Going Microwave-Free: The Best Ways to Reheat Food

Going Microwave-Free: The Best Ways to Reheat Food

Our microwave just stopped working one day. Goodbye to quick leftovers and microwave popcorn, I thought. Three years later, we still haven't replaced it.

Going microwave-free was daunting but it's one of those things that turned out a lot easier than you imagine (I know, first world problems). Not being able to afford a new one right away helped us realize how simple reheating food still was without a microwave.

We noticed other benefits too. We had extra counter space and food was more evenly heated without "hot spots". I learned new cooking skills, from basic steaming to making popcorn on the stovetop. Plus, pre-packaged microwavable products became off-limits and we were making noticeably better food choices as a result.

If you’re trying to help your clients go microwave-free, we've got the best tips on how to reheat food without one. If they can't envision their lives without a microwave, pass along these tips for how to survive if they ever have to replace a broken one!

Reheat Food Without Microwave

1. Reheat most food the same way it was cooked.

One rule of thumb is to warm up your food the same way it was initially made. For instance, soups and saucy dishes can stay in their initial pots. Baked goods, roasted chicken, veggies and casseroles also warm up well in the oven again. If you're worried about food drying out in the oven, try covering with foil or portioning out leftovers into meal-size tinfoil packets.

2. Simmer with a bit of liquid to prevent burning.

Reheating soups, stews and saucy dishes in a pot is super easy, but not so much for things like fried rice or stir-frys that are prone to sticking. Don't be afraid to add some liquid. I find olive oil, coconut oil, almond milk, chicken or vegetable broth, or even water work extremely well. Add a few tablespoons at a time, cook over low-medium heat and stir frequently.

3. Steam foods that tend to get sticky, like rice and pasta.

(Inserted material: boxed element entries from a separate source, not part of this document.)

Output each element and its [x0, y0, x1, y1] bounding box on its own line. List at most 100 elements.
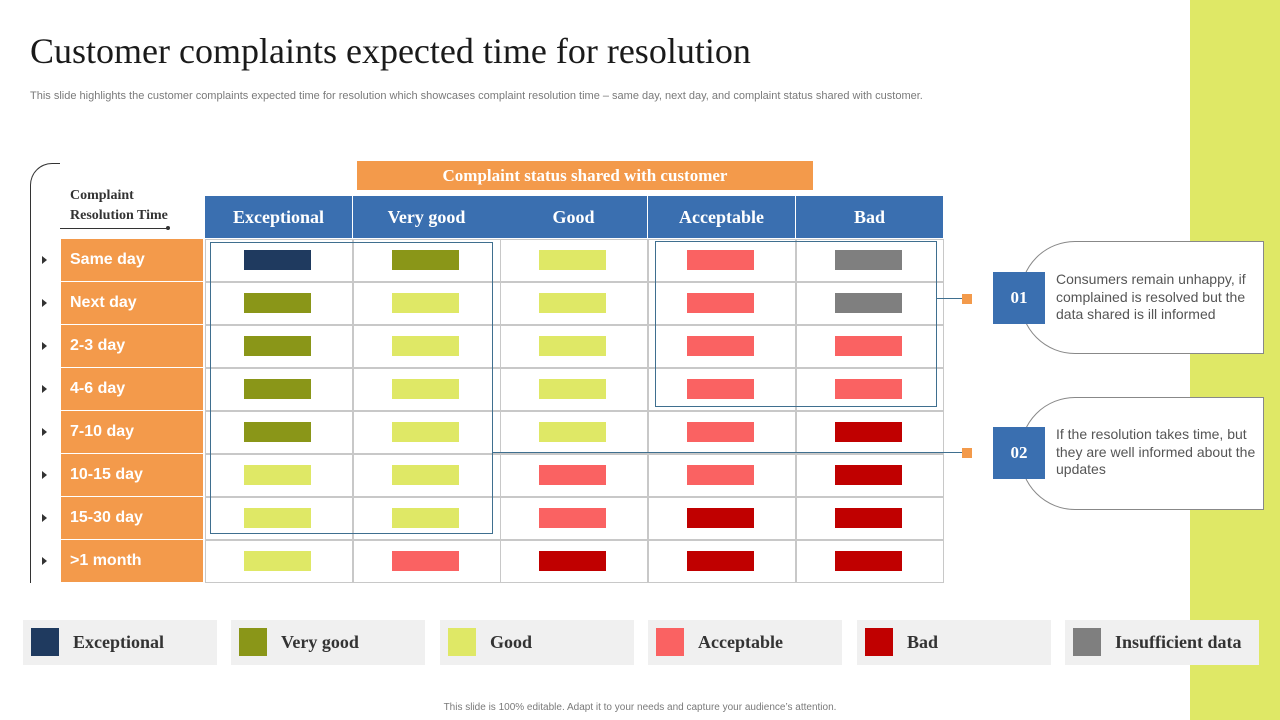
- row-header-bracket: [30, 163, 60, 583]
- status-swatch-bad: [539, 551, 606, 571]
- status-swatch-acceptable: [539, 465, 606, 485]
- status-swatch-good: [244, 551, 311, 571]
- status-swatch-good: [392, 422, 459, 442]
- row-header-underline: [60, 228, 168, 229]
- callout-box-01: [1020, 241, 1264, 354]
- row-expand-arrow-icon: [42, 342, 47, 350]
- connector-marker-01: [962, 294, 972, 304]
- status-swatch-acceptable: [687, 336, 754, 356]
- row-label: 10-15 day: [61, 454, 203, 496]
- row-expand-arrow-icon: [42, 299, 47, 307]
- decorative-side-band: [1190, 0, 1280, 720]
- row-label: 7-10 day: [61, 411, 203, 453]
- row-expand-arrow-icon: [42, 428, 47, 436]
- row-expand-arrow-icon: [42, 557, 47, 565]
- legend-item-acceptable: Acceptable: [648, 620, 842, 665]
- status-swatch-bad: [835, 422, 902, 442]
- status-swatch-good: [539, 379, 606, 399]
- column-header-very-good: Very good: [353, 196, 501, 238]
- status-swatch-good: [244, 465, 311, 485]
- status-swatch-good: [392, 379, 459, 399]
- callout-box-02: [1020, 397, 1264, 510]
- row-expand-arrow-icon: [42, 471, 47, 479]
- page-title: Customer complaints expected time for re…: [30, 31, 751, 71]
- status-swatch-bad: [835, 551, 902, 571]
- legend-swatch: [239, 628, 267, 656]
- column-header-good: Good: [500, 196, 648, 238]
- status-banner: Complaint status shared with customer: [357, 161, 813, 190]
- legend-item-exceptional: Exceptional: [23, 620, 217, 665]
- connector-line-01: [937, 298, 967, 299]
- matrix-cell: [796, 497, 944, 540]
- legend-swatch: [448, 628, 476, 656]
- status-swatch-acceptable: [687, 293, 754, 313]
- legend-swatch: [1073, 628, 1101, 656]
- row-label: >1 month: [61, 540, 203, 582]
- status-swatch-good: [539, 422, 606, 442]
- row-label: Same day: [61, 239, 203, 281]
- status-swatch-bad: [687, 508, 754, 528]
- legend-item-good: Good: [440, 620, 634, 665]
- status-swatch-good: [392, 336, 459, 356]
- status-swatch-very-good: [244, 336, 311, 356]
- status-swatch-very-good: [244, 422, 311, 442]
- matrix-cell: [353, 497, 501, 540]
- status-swatch-bad: [687, 551, 754, 571]
- row-label: 2-3 day: [61, 325, 203, 367]
- status-swatch-acceptable: [539, 508, 606, 528]
- row-label: Next day: [61, 282, 203, 324]
- callout-number-01: 01: [993, 272, 1045, 324]
- matrix-cell: [796, 325, 944, 368]
- status-swatch-bad: [835, 508, 902, 528]
- status-swatch-acceptable: [687, 250, 754, 270]
- status-swatch-good: [539, 293, 606, 313]
- status-swatch-good: [539, 336, 606, 356]
- column-header-acceptable: Acceptable: [648, 196, 796, 238]
- status-swatch-good: [244, 508, 311, 528]
- legend-item-very-good: Very good: [231, 620, 425, 665]
- connector-marker-02: [962, 448, 972, 458]
- status-swatch-good: [392, 508, 459, 528]
- legend-item-bad: Bad: [857, 620, 1051, 665]
- status-swatch-acceptable: [687, 379, 754, 399]
- callout-number-02: 02: [993, 427, 1045, 479]
- status-swatch-very-good: [244, 379, 311, 399]
- legend-label: Bad: [907, 632, 939, 652]
- status-swatch-acceptable: [687, 465, 754, 485]
- status-swatch-acceptable: [392, 551, 459, 571]
- row-label: 4-6 day: [61, 368, 203, 410]
- callout-text-01: Consumers remain unhappy, if complained …: [1056, 271, 1246, 322]
- row-header-label: Complaint Resolution Time: [70, 188, 168, 223]
- status-swatch-very-good: [244, 293, 311, 313]
- row-expand-arrow-icon: [42, 514, 47, 522]
- legend-swatch: [656, 628, 684, 656]
- legend-label: Exceptional: [73, 632, 165, 652]
- highlight-box-informed: [210, 242, 493, 534]
- status-swatch-bad: [835, 465, 902, 485]
- status-swatch-acceptable: [835, 336, 902, 356]
- status-swatch-insufficient: [835, 250, 902, 270]
- status-swatch-acceptable: [687, 422, 754, 442]
- legend-label: Very good: [281, 632, 359, 652]
- status-swatch-very-good: [392, 250, 459, 270]
- row-expand-arrow-icon: [42, 256, 47, 264]
- highlight-box-ill-informed: [655, 241, 937, 407]
- row-label: 15-30 day: [61, 497, 203, 539]
- slide-subtitle: This slide highlights the customer compl…: [30, 90, 923, 102]
- status-swatch-insufficient: [835, 293, 902, 313]
- legend-label: Acceptable: [698, 632, 783, 652]
- matrix-cell: [796, 368, 944, 411]
- status-swatch-good: [392, 293, 459, 313]
- column-header-bad: Bad: [796, 196, 944, 238]
- status-swatch-good: [539, 250, 606, 270]
- status-swatch-good: [392, 465, 459, 485]
- legend-label: Good: [490, 632, 533, 652]
- status-swatch-exceptional: [244, 250, 311, 270]
- legend-swatch: [31, 628, 59, 656]
- connector-line-02: [493, 452, 967, 453]
- footer-note: This slide is 100% editable. Adapt it to…: [443, 702, 837, 713]
- column-header-exceptional: Exceptional: [205, 196, 353, 238]
- row-header-dot: [166, 226, 170, 230]
- legend-label: Insufficient data: [1115, 632, 1242, 652]
- legend-swatch: [865, 628, 893, 656]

Steaming is a surprisingly efficient way to bring those cold, dry leftovers back to life. If you don't own a steamer or steaming basket, you can even elevate a heat-safe container in a covered pot of boiling water (i.e. Pyrex container, pie pan, foil pan, etc.). Just be sure to elevate it using the ring from a mason jar lid. This works well for vegetables, rice, quinoa and plain pasta.

Shrimp Fried Rice

4. Repurpose leftovers to create a new dish.

Use and warm up your leftover ingredients in new recipes. Leftover brown rice or quinoa can be used in fried rice, stir-fry or even added to soup. Leftover roast or chicken would be perfect in soup, sandwiches or stir-fried with veggies.

5. Get a toaster oven instead of a new microwave.

If you're thinking of investing in a new appliance, it should be a toaster oven. Perfect for smaller dishes like leftovers and cooking in hot summer weather. You also save some time not having to preheat a larger oven. Most foods that retain their shape such as casseroles, lasagna and pizza, warm up beautifully in the toaster oven.

6. No toaster oven? Use your oven broiler for a quick blast.

Whether it's chicken fingers, slices of bread or assorted veggies, the broiler is a quick and efficient way to re-crisp some of your favourite foods. Just keep a close eye for burning!

7. Consider investing in a portable crock-pot.

This might be the perfect solution for all your work lunches. Evenly reheated home-cooked meal ready by lunchtime? We've yet to try it but our members have highly recommended something like this.

Reheat Food Without Microwave

8. Invest in oven-safe storage containers.

There's nothing easier than taking your container of leftovers straight out of the fridge and right into the oven. Try storing your leftover foods in separate containers if they require different methods of reheating. For instance, my container of quinoa would go directly into my steamer while my container of roasted chicken is placed in the toaster oven.